At XClinical, we see the digital revolution’s potential to radically improve global health care, and we are prepared for it.
But this transformational shift also brings a sizable challenge: how to collect, store, and manage the proliferation of data created by digital tracking and measurement devices and derived from a growing number and type of disparate sources in an array of languages, platforms, and formats. Real-world data (RWD) and real-world evidence (RWE), have become increasingly more important and have a groundbreaking impact on clinical trials. Now consider the wearable device. As wearables become more affordable and accessible, collecting health information in real-time, they add to an already vast and varied data stream.
Large amounts of data calls for big solutions and at the forefront is the power of both artificial intelligence (AI) and machine learning (ML) technologies to provide scalable processing, data-driven decision-making, and advanced predictive analytics.
But for even the most powerful algorithms, the core of their success relies on providing them clean, coherent, and highly structured data.
So how do we ensure data is fit for purpose? Here, we look at several of the key issues that lie ahead.
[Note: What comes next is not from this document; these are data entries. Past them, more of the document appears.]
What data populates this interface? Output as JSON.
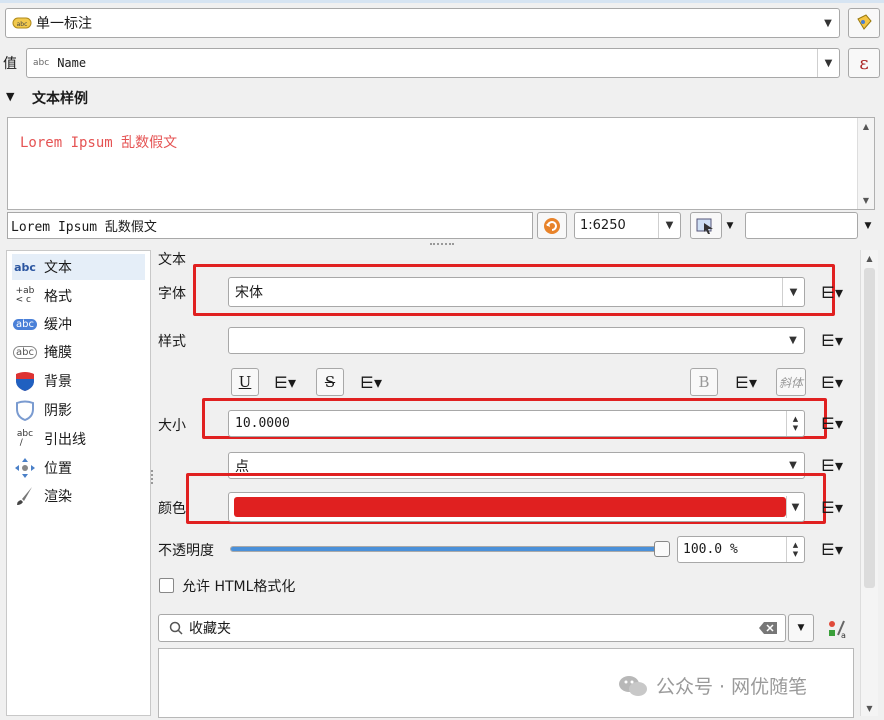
{
  "label_mode": {
    "value": "单一标注"
  },
  "value_field": {
    "label": "值",
    "type_hint": "abc",
    "value": "Name",
    "expr_symbol": "ε"
  },
  "text_sample": {
    "header": "文本样例",
    "preview_text": "Lorem Ipsum 乱数假文",
    "preview_color": "#e55353",
    "sample_input": "Lorem Ipsum 乱数假文",
    "scale": "1:6250"
  },
  "sidebar": {
    "items": [
      {
        "label": "文本",
        "icon": "text-abc-icon"
      },
      {
        "label": "格式",
        "icon": "format-abc-icon"
      },
      {
        "label": "缓冲",
        "icon": "buffer-abc-icon"
      },
      {
        "label": "掩膜",
        "icon": "mask-abc-icon"
      },
      {
        "label": "背景",
        "icon": "background-shield-icon"
      },
      {
        "label": "阴影",
        "icon": "shadow-icon"
      },
      {
        "label": "引出线",
        "icon": "callout-icon"
      },
      {
        "label": "位置",
        "icon": "placement-icon"
      },
      {
        "label": "渲染",
        "icon": "rendering-brush-icon"
      }
    ]
  },
  "text_panel": {
    "section_title": "文本",
    "font_label": "字体",
    "font_value": "宋体",
    "style_label": "样式",
    "style_value": "",
    "underline_label": "U",
    "strikeout_label": "S",
    "bold_label": "B",
    "italic_label": "斜体",
    "size_label": "大小",
    "size_value": "10.0000",
    "unit_value": "点",
    "color_label": "颜色",
    "color_value": "#e02020",
    "opacity_label": "不透明度",
    "opacity_value": "100.0 %",
    "opacity_fraction": 1.0,
    "html_label": "允许 HTML格式化",
    "html_checked": false,
    "search_placeholder": "收藏夹"
  },
  "watermark": {
    "text": "公众号 · 网优随笔"
  }
}
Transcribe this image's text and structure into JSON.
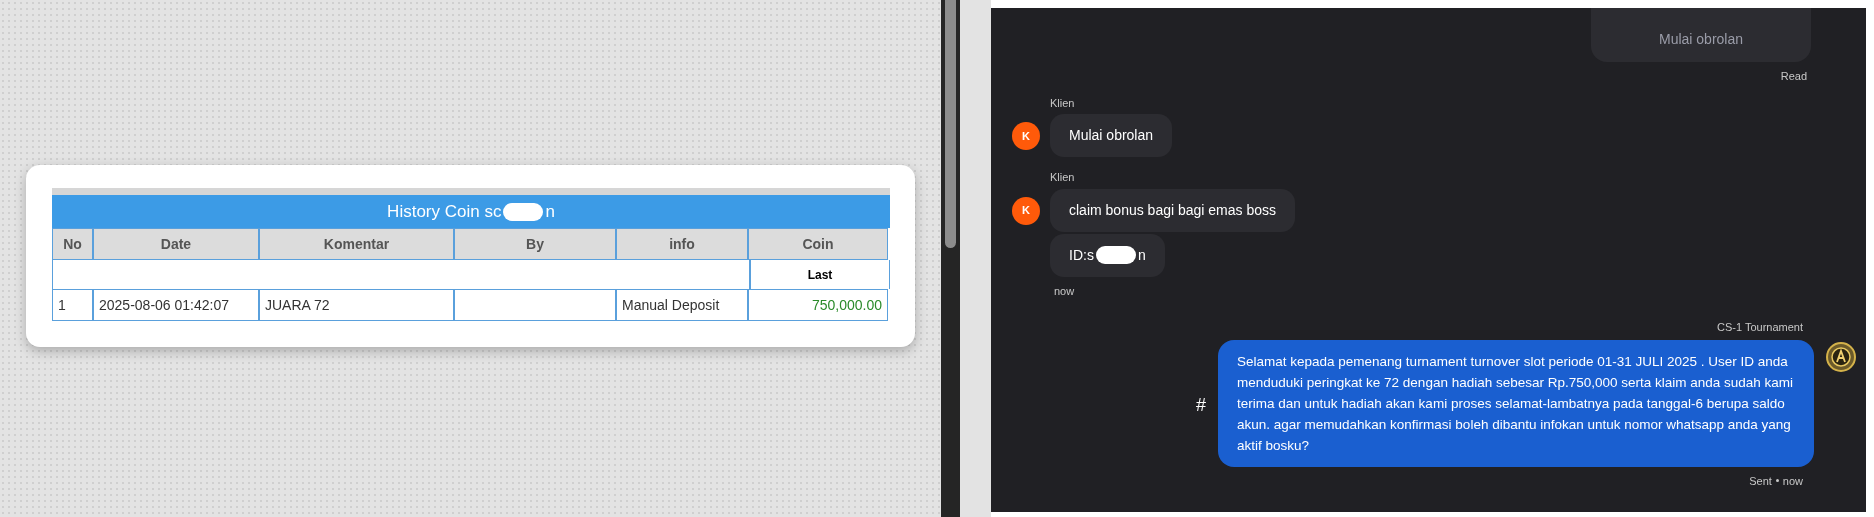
{
  "history_table": {
    "title_start": "History Coin sc",
    "title_end": "n",
    "columns": [
      "No",
      "Date",
      "Komentar",
      "By",
      "info",
      "Coin"
    ],
    "subheader": "Last",
    "rows": [
      {
        "no": "1",
        "date": "2025-08-06 01:42:07",
        "komentar": "JUARA 72",
        "by": "",
        "info": "Manual Deposit",
        "coin": "750,000.00"
      }
    ]
  },
  "chat": {
    "messages": [
      {
        "kind": "outgoing_cut",
        "text": "Mulai obrolan",
        "status": "Read"
      },
      {
        "kind": "incoming",
        "sender": "Klien",
        "avatar": "K",
        "bubbles": [
          {
            "text": "Mulai obrolan"
          }
        ]
      },
      {
        "kind": "incoming",
        "sender": "Klien",
        "avatar": "K",
        "bubbles": [
          {
            "text": "claim bonus bagi bagi emas boss"
          },
          {
            "text": "ID:s",
            "text_end": "n"
          }
        ],
        "time": "now"
      },
      {
        "kind": "outgoing",
        "sender": "CS-1 Tournament",
        "marker": "#",
        "text": "Selamat kepada pemenang turnament turnover slot periode 01-31 JULI 2025 . User ID anda menduduki peringkat ke 72 dengan hadiah sebesar Rp.750,000 serta klaim anda sudah kami terima dan untuk hadiah akan kami proses selamat-lambatnya pada tanggal-6 berupa saldo akun. agar memudahkan konfirmasi boleh dibantu infokan untuk nomor whatsapp anda yang aktif bosku?",
        "status": "Sent",
        "time": "now"
      }
    ]
  }
}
What are the Data Challenges?
While we already know how to generate and gather data, how do we rigorously assure its quality? If we’re cognizant that even our most powerful AI machines are only as good as the data we provide them, then our first step toward the future is resolving our data deficiencies and challenges, including:
- Data collection disparity: Data is derived from a wide range of sources, from manual transcriptions and electronic health records to digital wearable devices, which means varying formats and conventions are not always transparent or even readily accessible.
- Data gone wild: Data keeps proliferating without standardization, in data collection, data formats, nomenclatures, and terminologies.
- Data quality issues: “Bad” data occurs in a myriad of ways during the clinical process, but one significant constant is the human factor. Our errors—like cut and paste mistakes— lead to differences in coding and recording information.
- Data cleaning: Ideally, data must undergo a cleaning process, by which inaccurate or incomplete fields and records are corrected. In reality, it requires tools, training, and time which can impact time-to-market.
- Data from RWD and RWE: While RWD and RWE have the potential to transform modern healthcare, pursuing them requires collaborative action to improve data collection, analytical methods, and shared data infrastructure.
Mapping Legacy Data to New Data Standards
We can improve future data with standardization compliance, but what about the volumes of data that already exists? That is, our legacy data, which we can’t leave behind.
To use legacy data, we need to map it to new data standards. Mapping is traditionally a time-consuming, labor-intensive manual process, but with ongoing improvements to AI, we can now develop sophisticated statistical models that may play a role in automating many of these associated tasks.
In contrast, in cases where legacy data is highly structured and already adheres to a set of standards, mapping this data to new standards becomes a more straightforward process.
Where Do We Go Next With Standards?
We face a complex but not insurmountable set of data issues. Let’s consider the banking industry as a viable model. The financial sector must track and execute transactions with billions of data points from all over the world, following different currencies and systems. It does so instantly, seamlessly, and effortlessly, largely because it enforces and adheres to a set of common data models (CDMs) and Application Programming Interfaces (APIs).
We will have similar success as we take on:
- Industry-wide adoption and commitment to well-defined data standards
- RDE and RWE, our next generation of data
- Smart and powerful tools to share and map data
Data standardization is central to our future and of utmost importance; however, it takes a very large commitment on the part of the clinical research industry. The Clinical Data Interchange Standards Consortium (CDISC) is arguably the most influential standards body that affects data standardization in clinical research. Its goal is to develop and support platform-independent data standards to permit information system interoperability and thereby inform patient care and safety through higher quality medical research.
While creating data standards is a significant first step it needs to be followed by many more.
The data standards used in different domains need to be harmonized, for example, between EHRs and electronic data capture (EDC) systems.
With more broad acceptance and adherence to standards, we can more effectively create better data—both next generation and legacy—and build crucial interoperability.